The transfer of the Onsite Sewage Program (OSP) (commonly known as the septic system program) from DOH to DEP becomes effective on July 1, 2021. So far, DOH and DEP submitted a report to the Governor and Legislature at the end of 2020 with recommendations on how this transfer should take place. They recommend that county DOH employees working in the OSP continue implementing the program as DOH-employees, but that the onsite sewage program office in the State Health Office transfer to DEP and continue working from there. DOH created an OSP Transfer web page where updates and documents related to the transfer are posted.
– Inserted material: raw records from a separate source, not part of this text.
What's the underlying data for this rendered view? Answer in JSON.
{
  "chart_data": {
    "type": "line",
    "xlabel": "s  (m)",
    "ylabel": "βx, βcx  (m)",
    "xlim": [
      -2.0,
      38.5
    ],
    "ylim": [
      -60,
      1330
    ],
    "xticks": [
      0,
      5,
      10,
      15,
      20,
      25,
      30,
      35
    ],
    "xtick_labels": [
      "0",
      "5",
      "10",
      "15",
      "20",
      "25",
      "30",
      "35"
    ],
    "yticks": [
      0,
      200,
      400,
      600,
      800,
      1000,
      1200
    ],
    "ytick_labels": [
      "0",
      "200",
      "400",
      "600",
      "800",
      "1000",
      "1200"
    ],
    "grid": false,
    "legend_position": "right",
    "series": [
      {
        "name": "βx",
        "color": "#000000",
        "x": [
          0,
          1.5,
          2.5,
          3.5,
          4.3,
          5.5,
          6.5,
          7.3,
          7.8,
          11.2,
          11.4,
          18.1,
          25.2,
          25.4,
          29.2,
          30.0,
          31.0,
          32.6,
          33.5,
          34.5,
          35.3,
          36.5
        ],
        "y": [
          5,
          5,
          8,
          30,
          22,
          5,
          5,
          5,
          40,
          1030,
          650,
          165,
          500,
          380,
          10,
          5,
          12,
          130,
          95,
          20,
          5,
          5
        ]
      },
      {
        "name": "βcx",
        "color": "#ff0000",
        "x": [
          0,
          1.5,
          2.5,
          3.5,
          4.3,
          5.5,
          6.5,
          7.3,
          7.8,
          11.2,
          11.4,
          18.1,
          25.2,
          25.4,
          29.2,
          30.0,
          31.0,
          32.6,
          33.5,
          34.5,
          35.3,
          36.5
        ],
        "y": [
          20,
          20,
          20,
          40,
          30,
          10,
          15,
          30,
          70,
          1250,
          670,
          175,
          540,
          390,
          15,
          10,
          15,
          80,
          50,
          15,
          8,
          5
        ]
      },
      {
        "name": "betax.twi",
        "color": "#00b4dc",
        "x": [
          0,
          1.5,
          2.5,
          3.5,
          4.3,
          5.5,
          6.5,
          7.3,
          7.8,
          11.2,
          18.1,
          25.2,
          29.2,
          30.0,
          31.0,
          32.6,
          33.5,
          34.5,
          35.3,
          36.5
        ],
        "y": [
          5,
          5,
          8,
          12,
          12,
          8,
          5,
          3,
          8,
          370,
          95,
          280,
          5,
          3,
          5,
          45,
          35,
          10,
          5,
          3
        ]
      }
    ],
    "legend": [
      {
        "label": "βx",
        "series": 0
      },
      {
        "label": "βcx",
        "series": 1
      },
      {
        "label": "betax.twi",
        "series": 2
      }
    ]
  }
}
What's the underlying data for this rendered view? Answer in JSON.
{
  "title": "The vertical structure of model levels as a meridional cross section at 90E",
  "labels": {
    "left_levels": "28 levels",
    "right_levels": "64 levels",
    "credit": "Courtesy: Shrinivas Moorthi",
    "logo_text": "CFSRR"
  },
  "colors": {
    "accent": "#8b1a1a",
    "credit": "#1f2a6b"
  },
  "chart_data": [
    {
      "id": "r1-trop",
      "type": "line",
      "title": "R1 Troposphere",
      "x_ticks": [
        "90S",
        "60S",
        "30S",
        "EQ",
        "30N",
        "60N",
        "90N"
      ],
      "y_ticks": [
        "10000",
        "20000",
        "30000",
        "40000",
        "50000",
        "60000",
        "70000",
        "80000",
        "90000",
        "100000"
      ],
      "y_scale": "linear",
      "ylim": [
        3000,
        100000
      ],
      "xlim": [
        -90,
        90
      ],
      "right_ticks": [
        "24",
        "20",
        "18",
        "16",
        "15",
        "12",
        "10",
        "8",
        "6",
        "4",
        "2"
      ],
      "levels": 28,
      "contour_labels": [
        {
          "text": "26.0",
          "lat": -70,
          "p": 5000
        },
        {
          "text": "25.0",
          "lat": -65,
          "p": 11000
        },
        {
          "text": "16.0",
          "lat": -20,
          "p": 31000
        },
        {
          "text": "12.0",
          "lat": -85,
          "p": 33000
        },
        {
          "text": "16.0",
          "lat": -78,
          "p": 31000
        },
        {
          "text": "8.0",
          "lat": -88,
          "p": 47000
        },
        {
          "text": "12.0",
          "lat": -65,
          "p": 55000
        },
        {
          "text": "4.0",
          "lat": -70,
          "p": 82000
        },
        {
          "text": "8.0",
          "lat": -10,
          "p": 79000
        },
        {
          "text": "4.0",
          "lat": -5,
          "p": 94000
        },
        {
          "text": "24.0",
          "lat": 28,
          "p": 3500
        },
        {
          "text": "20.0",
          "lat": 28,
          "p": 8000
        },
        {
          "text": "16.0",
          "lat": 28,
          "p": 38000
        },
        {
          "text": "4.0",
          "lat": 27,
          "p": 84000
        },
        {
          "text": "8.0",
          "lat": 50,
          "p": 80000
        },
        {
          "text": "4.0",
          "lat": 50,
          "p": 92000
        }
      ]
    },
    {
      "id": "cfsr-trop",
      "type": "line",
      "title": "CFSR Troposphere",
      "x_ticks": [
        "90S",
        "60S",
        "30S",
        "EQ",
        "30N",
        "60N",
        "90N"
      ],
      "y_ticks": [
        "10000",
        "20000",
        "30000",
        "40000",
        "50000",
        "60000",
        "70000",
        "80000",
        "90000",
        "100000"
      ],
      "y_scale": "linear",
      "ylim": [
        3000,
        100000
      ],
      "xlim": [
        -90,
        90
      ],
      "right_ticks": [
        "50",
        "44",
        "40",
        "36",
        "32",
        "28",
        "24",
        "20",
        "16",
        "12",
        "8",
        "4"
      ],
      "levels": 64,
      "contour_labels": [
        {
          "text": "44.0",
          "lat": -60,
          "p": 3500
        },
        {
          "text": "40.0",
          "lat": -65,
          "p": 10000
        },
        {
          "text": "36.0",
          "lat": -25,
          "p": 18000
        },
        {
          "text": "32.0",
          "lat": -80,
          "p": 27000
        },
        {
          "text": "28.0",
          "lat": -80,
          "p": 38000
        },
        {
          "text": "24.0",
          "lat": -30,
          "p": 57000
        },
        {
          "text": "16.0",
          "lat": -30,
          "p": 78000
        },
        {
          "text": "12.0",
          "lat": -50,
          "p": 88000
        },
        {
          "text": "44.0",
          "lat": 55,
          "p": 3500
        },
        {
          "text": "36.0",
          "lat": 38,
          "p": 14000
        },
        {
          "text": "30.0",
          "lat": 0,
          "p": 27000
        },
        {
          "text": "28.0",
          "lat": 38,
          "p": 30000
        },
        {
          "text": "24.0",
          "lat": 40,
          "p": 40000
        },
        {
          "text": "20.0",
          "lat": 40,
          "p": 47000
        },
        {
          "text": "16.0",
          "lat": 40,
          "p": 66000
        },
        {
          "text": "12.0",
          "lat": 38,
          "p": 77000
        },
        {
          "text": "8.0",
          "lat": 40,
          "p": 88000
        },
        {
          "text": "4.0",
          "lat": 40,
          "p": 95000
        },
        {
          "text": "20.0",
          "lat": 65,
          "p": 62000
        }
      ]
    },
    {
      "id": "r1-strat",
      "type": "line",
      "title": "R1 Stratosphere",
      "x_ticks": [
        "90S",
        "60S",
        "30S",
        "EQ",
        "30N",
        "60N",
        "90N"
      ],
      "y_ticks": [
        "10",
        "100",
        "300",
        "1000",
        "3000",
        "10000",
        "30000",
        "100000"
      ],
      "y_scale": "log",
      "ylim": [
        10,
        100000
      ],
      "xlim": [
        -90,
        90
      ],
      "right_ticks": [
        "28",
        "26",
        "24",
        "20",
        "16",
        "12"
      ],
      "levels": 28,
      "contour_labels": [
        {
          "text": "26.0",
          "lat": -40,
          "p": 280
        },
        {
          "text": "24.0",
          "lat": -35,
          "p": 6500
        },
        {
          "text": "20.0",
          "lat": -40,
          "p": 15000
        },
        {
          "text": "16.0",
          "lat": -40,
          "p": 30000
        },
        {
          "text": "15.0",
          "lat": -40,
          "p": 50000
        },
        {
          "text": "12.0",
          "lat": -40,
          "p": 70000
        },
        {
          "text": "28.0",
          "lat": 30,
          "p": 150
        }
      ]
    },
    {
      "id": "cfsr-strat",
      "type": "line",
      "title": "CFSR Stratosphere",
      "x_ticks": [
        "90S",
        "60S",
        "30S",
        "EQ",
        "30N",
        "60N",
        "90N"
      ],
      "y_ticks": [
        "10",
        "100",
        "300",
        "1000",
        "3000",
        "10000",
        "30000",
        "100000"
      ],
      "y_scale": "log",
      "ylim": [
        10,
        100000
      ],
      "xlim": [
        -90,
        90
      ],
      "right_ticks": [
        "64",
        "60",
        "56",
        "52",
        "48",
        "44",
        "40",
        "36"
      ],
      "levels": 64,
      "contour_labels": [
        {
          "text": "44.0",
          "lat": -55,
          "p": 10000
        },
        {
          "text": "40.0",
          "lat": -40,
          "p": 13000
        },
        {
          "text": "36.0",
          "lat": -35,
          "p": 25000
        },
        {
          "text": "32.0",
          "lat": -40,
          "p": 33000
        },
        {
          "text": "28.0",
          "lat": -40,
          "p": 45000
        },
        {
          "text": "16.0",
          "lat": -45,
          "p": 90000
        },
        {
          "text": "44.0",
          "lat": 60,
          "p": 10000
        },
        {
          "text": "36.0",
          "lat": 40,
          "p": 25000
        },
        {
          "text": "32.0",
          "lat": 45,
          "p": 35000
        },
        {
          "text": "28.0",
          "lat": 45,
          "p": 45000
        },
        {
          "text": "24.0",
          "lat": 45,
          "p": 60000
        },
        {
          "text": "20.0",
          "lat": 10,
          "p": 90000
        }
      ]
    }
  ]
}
How does the bill impact agricultural operations?
SB 712 affects all landowners and producers enrolled in the Florida Department of Agriculture and Consumer Services (FDACS) BMP Program. Under this bill:
- Every two years FDACS will make an onsite implementation verification (IV) visit to land enrolled in the BMP program to ensure that BMPs are properly implemented. These visits will be coordinated between the producer and field staff from FDACS Office of Agriculture and Water Policy (OAWP).
- During these visits (and as they have done in the past), field staff will review records that producers are required to keep under the BMP program.
- Field staff will also collect information on nitrogen and phosphorus application. FDACS has created a specific form, the Nutrient Application Record Keeping Form or NARF where producers will record quantities of N and P applied. FDACS field staff will retain a copy of the NARF during the IV visit.
FDACS-OAWP prepared a thorough document with responses to SB 712 Frequently Asked Questions (FAQ’s). It includes responses to questions about site visits, the NARF and record keeping, why FDACS is collecting nutrient records and what will be done with this information. The fertilizer records collected are not public information, and are protected under the public records exemption (Section 403.067 Florida Statutes). For areas that fall under a Basin Management Action Plan (like the Jackson Blue and Wakulla Springs Basins in the Florida Panhandle), FDACS will combine the nitrogen and phosphorus application data from all enrolled properties (total pounds of N and P applied within the BMAP). It will then send the aggregated nutrient application information to FDEP.
Details of how all aspects of SB 712 will be implemented are still being worked out and we should continue to hear more in the coming months.